皇居やJR側から銀座に入る時に必ず通る道「西銀座通」。

「君の名は」で知られる数寄屋橋もあるこの地域は、西銀座デパートやプランタン、映画館、雰囲気のある喫茶店まで、まさに「銀ブラ」の代名詞である。

今回は、そんな銀座の西の玄関口である西銀座で活動する『西銀座通会』をお訪ねし、株式会社西銀座デパート顧問の雨宮聰さん、事務局長の林憲次さんにお話を伺いました。

西銀座通り事務局.jpg (右2名のうち、奥が雨宮さん、手前が林さん)

 

karaoke 西銀座通会』はどのようにしてできたのですか。

 設立は昭和58(1983)年6月29日です。
 当時必ずしも整備が十分ではなかった通称「外堀通り」(正式名称・都道405号線)の銀座1~8丁目(旧城辺橋・土橋間)の景観向上、「西銀座通り」としての名称定着が目的ですが、併せて、昭和初期には「昔恋しい銀座の柳」と、唄にまで歌われ銀座のシンボルでもあった「柳」の復活・再生も副次的な目的となっています。

 

karaoke その活動拠点である<西銀座通り>の成り立ちを教えてください。 

 通称「外堀通り」の銀座部分(銀座1丁目~8丁目)を、平成10(1998)年、東京都建設局の「東京の顔づくり(シンボルロードの整備)」の指定を受け整備に着手し、2006年に完成しました。今では通りに「西銀座通り」という表示もされています。
 ちなみに、中央区のシンボルロード整備としては、晴海通り(モデル事業)、中央通りに次ぎ3番目です。
 整備完了に合わせ、同18(2006)年5月5日には、第1回「銀座柳まつり」を開催、以後毎年開催を続け今年は第5回目となります。

 

karaoke どのようなメンバーで構成されているのですか。

 ㈱西銀座デパートを中心に沿線の路面店、複合ビルなどのオーナーが主で、現在約90社の会員で構成しています。

 

karaoke どのようなお店があるのですか。

 「西銀座通り」沿線1~4丁目は、西銀座デパートやプランタンなどのショッピングセンターや、銀座インズなど飲食店の集積もさることながら、丸の内東映映画館など文化施設にも事欠かきません。
 また、5~8丁目は6丁目の高級クラブをはじめとしてバーなど歓楽街としての集積度が高く、またソニービル隣の「日動画廊」をはじめとして並木通りとともにギャラリーの数も多いところで、文化レベルの高い地域です。

 

karaoke どのような活動をしているのですか。

 地域ぐるみの景観美化や環境維持への取り組みの原点が、構成員による持続的な日常的活動の積み重ねにあることは当然のことですが、西銀座通会では「美化委員会」を設け、定期的に清掃活動や公道上に放置されている看板・自転車・バイク等の整備を行うなど、景観・環境維持への取り組みを重ねてきており、会員の参加状況も良好です。
 また、年に1回「銀座柳まつり」を開催しています。

 

karaoke 「銀座柳まつり」の内容を教えてください。

 銀座1丁目から8丁目までの「西銀座通り」約1㎞を通行止めにして、毎年5月5日に開催しているお祭りです。

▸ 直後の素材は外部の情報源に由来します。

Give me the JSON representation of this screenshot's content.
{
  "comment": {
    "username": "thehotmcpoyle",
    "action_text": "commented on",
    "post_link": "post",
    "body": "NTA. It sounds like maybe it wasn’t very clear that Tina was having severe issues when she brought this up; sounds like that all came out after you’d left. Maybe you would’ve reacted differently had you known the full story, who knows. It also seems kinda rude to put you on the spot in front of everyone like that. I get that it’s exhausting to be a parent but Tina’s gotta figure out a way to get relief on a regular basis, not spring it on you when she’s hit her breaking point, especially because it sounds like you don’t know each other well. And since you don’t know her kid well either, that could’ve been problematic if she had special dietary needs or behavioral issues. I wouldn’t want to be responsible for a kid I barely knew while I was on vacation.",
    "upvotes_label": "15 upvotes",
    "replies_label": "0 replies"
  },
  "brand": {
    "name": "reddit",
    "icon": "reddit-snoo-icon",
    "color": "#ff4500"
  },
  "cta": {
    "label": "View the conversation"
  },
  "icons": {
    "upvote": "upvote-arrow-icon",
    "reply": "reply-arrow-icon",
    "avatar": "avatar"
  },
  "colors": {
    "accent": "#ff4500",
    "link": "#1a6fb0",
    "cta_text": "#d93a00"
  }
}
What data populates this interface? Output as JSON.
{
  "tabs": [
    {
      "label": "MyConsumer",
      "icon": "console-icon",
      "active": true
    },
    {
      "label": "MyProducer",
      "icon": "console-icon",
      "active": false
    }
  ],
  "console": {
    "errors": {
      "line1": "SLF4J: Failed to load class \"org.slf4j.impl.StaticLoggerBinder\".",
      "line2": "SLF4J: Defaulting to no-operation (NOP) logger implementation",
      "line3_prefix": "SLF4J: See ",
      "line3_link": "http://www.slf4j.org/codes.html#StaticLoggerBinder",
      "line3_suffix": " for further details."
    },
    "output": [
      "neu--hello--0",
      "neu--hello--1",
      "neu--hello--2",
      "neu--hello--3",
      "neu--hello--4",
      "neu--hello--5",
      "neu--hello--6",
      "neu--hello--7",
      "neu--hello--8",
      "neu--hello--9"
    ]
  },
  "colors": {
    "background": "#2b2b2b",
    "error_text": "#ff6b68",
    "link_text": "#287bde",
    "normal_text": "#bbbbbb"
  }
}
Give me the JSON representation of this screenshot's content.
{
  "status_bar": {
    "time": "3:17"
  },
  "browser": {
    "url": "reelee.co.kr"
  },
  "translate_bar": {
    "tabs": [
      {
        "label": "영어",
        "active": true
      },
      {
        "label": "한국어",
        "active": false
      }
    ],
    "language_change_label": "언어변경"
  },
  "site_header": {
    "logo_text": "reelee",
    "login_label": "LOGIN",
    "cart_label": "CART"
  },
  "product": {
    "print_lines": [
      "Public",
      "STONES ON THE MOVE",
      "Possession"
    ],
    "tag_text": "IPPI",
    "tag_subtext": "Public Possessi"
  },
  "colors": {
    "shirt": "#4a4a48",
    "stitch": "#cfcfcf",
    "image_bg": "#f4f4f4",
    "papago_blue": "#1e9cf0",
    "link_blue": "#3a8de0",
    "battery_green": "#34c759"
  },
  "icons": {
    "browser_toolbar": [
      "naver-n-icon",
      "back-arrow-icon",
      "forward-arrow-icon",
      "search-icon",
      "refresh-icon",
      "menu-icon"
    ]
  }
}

今年のテーマは"笑顔"。
 当日のイベントは、①ブラスバンド,バトントワラーによる「銀座・ゴールデンパレード」、②大道芸人たちのパフォーマンス「ヘブン・アーティストin銀座」、③ブラバンによる「コンサートの森」、④子供たちによるパフォーマンス「こども夢舞台」、⑤ベーゴマや剣玉などなつかしい遊びの場「レトロ遊び広場」、⑥「東京スマートドライバーPRキャンペーン」、⑦「自転車安全利用TOKYOキャンペーン」など交通安全キャンペーン、⑧銀座育ちのみつばちたちが集めた蜂蜜が入手できる「銀座のみつばちフェスタ」、⑨子供たちの青空スケッチのアトリエ「柳まつりスケッチ広場」、⑩人力車と柳をバックに写真が撮れる「人力車写真館」、⑪"キティちゃん"や"ペコちゃん"と遊べる広場等々のイベントが1丁目から8丁目までの歩行者天国や数寄屋橋公園など地域一杯に繰り広げられます。
 子供から大人まで、家族みんなで楽しめる一大イベントです。③のこども夢舞台は、今年初お目見えです。詳細はこちら →公式ホームページ

P5050112-1.jpg    P5050114-1.jpg

(2009年の柳まつりのパレードの様子)

 

karaoke 西銀座通会』がこれから目指す方向性はどのようなものですか

 「西銀座通り」沿線には、銀座東芝ビル(旧・マツダビル)の売却・再開発など、大きく景観の変わる可能性も出てきていますが、「大銀座」の西側入り口として、有楽町地区の再開発にも対応、回遊性を高めるためにも、柳まつりを柱に個性を生かした特長のある街づくりを目指して参りたい。

 

 

memo 後記

 戦後初の地下鉄・丸ノ内線が「西銀座」まで伸びたのは昭和32(1957)年12月15日。この年10月には有楽町に「そごう」デパートが開店、街には"有楽町で逢いましょう"とフランク永井の歌声が流れていました。
 翌33(1958)年には、"ABC・XYZ..."で始まる「西銀座駅前」、これもフランク永井。
 昭和一ケタ前半生まれ、結婚したのもこの年とあっては、西銀座と聞いただけでも「胸キュン」は当然の世代でもあります。
 そんな「西銀座駅」が姿を消したのは何時だったか、その記憶さえなくなっていました。
 今回は図らずも、その「西銀座」を復活,定着させようとしている人たちにお目にかかることができた,そして楽しいお話を聞くことができた。
 こんな「オイシイ」お仕事させていただいたことに改めてお礼を申し上げたい気持ちで一杯です。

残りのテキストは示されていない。